Will nicht unbedingt wieder ins Auto steigen um von einem zu anderen Trail zu fahren.

Vielen Dank für die Hilfe!


----------



## maaks (29. Juli 2016)

Hallo,

für die beiden Trails kannst du jeweils ca. eine Stunde für Uphill + kurze Pause + Downhill einplanen. Je nach Fitness der Mitfahrer evtl. auch etwas mehr oder weniger. Mit dem Auto vom einen zum anderen Trail zu fahren macht überhaupt keinen Sinn und dauert länger als mit dem Rad. Die beiden Enden liegen nur ca. 2,5km voneinander entfernt (Rettungspunkt 11 bzw. 41 => http://www.mountainbike-freiburg.com/drupal/sites/default/files/Canadian-Trail-xl.jpg). 

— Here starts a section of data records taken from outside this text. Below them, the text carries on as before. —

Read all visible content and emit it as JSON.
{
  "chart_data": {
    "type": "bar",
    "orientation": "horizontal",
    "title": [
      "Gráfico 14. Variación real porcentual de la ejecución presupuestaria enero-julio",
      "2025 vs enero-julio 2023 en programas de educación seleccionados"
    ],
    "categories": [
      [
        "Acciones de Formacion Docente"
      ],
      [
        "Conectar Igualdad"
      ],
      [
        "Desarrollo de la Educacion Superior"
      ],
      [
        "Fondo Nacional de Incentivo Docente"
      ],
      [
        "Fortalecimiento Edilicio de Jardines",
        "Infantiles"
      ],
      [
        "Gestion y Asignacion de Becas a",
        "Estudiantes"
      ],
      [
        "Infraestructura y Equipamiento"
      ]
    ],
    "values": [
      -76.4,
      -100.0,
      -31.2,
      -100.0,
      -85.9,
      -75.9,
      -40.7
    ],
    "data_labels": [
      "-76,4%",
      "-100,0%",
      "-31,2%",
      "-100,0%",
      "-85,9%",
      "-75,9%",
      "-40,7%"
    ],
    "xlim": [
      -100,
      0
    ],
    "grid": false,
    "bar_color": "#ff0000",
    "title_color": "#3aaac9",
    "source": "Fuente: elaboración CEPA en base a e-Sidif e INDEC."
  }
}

Wo man am Besten parkt ist eine gute Frage, da ich immer direkt mit dem Rad komme. Wenn nicht zu viel los ist, findet sich bei der Haltebucht vor der Jugendherberge (Kartäuserstraße 151) direkt am Ende der Borderline sicher ein Platz.


----------



## MTB-News.de




----------



## Ridge.Racer (30. Juli 2016)

Ich starte immer vom Wierebahnhof. Für beide Trails zusammen würde ich 2,5 fahrzeit rechnen. Am besten ist Borderline dann hoch zum Schauinsland dort was essen, dann runter zum Canadian Trail. 4-5std Fahrzeit + Pausen. Mehr Infos gerne per PN


----------



## Jierdan (29. März 2018)

ich hab die Runde über Ostern vor. reicht mir da bergab das remedy mit 130mm Federweg oder nehm ich lieber das ausgewachsene enduro (giant reign) mit?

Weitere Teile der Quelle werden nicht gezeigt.